Il en distingue quatre : les premiers films de la guerre à l’indépendance, souvent réalisés à des fins de propagande ; une seconde vague plus militante et sociale, marquée par des comédies, jusqu’au milieu des années 1990 ; la décennie noire, qui voit une quasi-interruption des tournages ; et la période contemporaine, avec l’émergence d’une nouvelle génération de réalisateurs et de réalisatrices, des thématiques plus sociétales, un regard sur l’islamisme, les attentats.

On mesure notre popularité au nombre de piratages !

Au regard de la quantité de films produits et de son aura internationale, l’Algérie reste un petit Poucet comparé à ses voisins du Maghreb. « Il n’y a pas d’industrie du cinéma algérien, mais il y a un cinéma algérien, souligne Lyes Salem, qui égrène les difficultés rencontrées par les réalisateurs. À cause de la guerre civile et du couvre-feu, les cinéphiles ont perdu l’habitude d’aller dans les salles et il n’en reste qu’une poignée dans tout le pays [alors qu’il en existait 450 en 1962, une dizaine seulement sont encore en activité dans la capitale aujourd’hui, NDLR]. Les films, qui sont souvent des coproductions avec des pays européens et réalisés par des cinéastes qui ont généralement un pied à l’extérieur, généralement en France, sont sous assistance respiratoire. Les télés n’achètent pas les films pour les diffuser. Pour qu’un film soit vu, il faut qu’il soit piraté : on mesure notre popularité au nombre de piratages ! »

Génération débrouille

Il existe bien un outil de financement national, le Fonds de développement des arts, des techniques et de l’industrie cinématographiques (Fdatic), créé en 1967 pour développer la production de films… mais des réalisateurs l’accusent d’aider seulement les projets politiquement corrects, et il a été menacé de suppression cette année.

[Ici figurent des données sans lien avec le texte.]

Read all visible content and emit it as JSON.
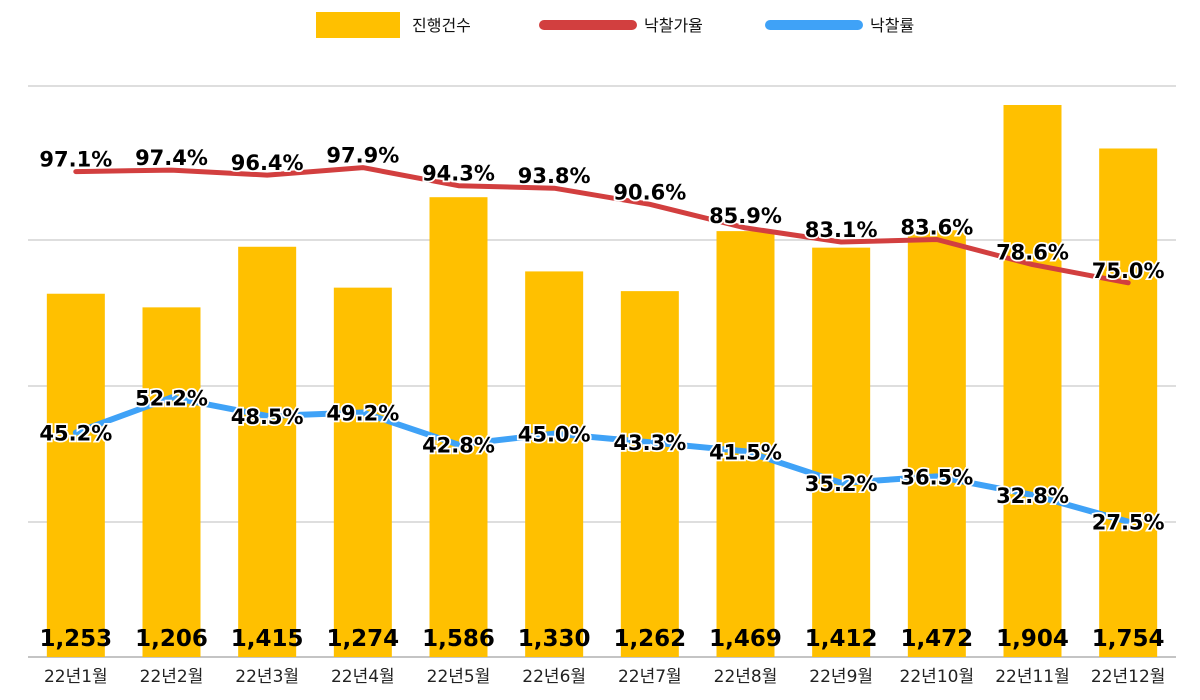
{
  "chart_data": {
    "type": "bar",
    "categories": [
      "22년1월",
      "22년2월",
      "22년3월",
      "22년4월",
      "22년5월",
      "22년6월",
      "22년7월",
      "22년8월",
      "22년9월",
      "22년10월",
      "22년11월",
      "22년12월"
    ],
    "series": [
      {
        "name": "진행건수",
        "kind": "bar",
        "color": "#FFC000",
        "values": [
          1253,
          1206,
          1415,
          1274,
          1586,
          1330,
          1262,
          1469,
          1412,
          1472,
          1904,
          1754
        ],
        "labels": [
          "1,253",
          "1,206",
          "1,415",
          "1,274",
          "1,586",
          "1,330",
          "1,262",
          "1,469",
          "1,412",
          "1,472",
          "1,904",
          "1,754"
        ]
      },
      {
        "name": "낙찰가율",
        "kind": "line",
        "color": "#D23F3F",
        "values": [
          97.1,
          97.4,
          96.4,
          97.9,
          94.3,
          93.8,
          90.6,
          85.9,
          83.1,
          83.6,
          78.6,
          75.0
        ],
        "labels": [
          "97.1%",
          "97.4%",
          "96.4%",
          "97.9%",
          "94.3%",
          "93.8%",
          "90.6%",
          "85.9%",
          "83.1%",
          "83.6%",
          "78.6%",
          "75.0%"
        ]
      },
      {
        "name": "낙찰률",
        "kind": "line",
        "color": "#3FA2F7",
        "values": [
          45.2,
          52.2,
          48.5,
          49.2,
          42.8,
          45.0,
          43.3,
          41.5,
          35.2,
          36.5,
          32.8,
          27.5
        ],
        "labels": [
          "45.2%",
          "52.2%",
          "48.5%",
          "49.2%",
          "42.8%",
          "45.0%",
          "43.3%",
          "41.5%",
          "35.2%",
          "36.5%",
          "32.8%",
          "27.5%"
        ]
      }
    ],
    "legend_position": "top",
    "grid": true
  }
}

Face au manque de moyens, la nouvelle génération fait appel à la débrouille. Et réussit parfois à créer de petits bijoux. Par exemple Leur Algérie, un documentaire réalisé en 2020 par Lina Soualem. À travers un portrait sensible de ses grands-parents, la jeune femme née en France brosse celui de toute une génération et de ses rapports tourmentés au pays. Un coup de force malgré un matériel réduit à l’essentiel : une caméra numérique et une perche son. Face à ce type de pépite, Lyes Salem se veut optimiste : « Finalement, la période est peut-être idéale pour faire un cinéma plus cool, plus intimiste, un cinéma qui soit plus proche de la société. »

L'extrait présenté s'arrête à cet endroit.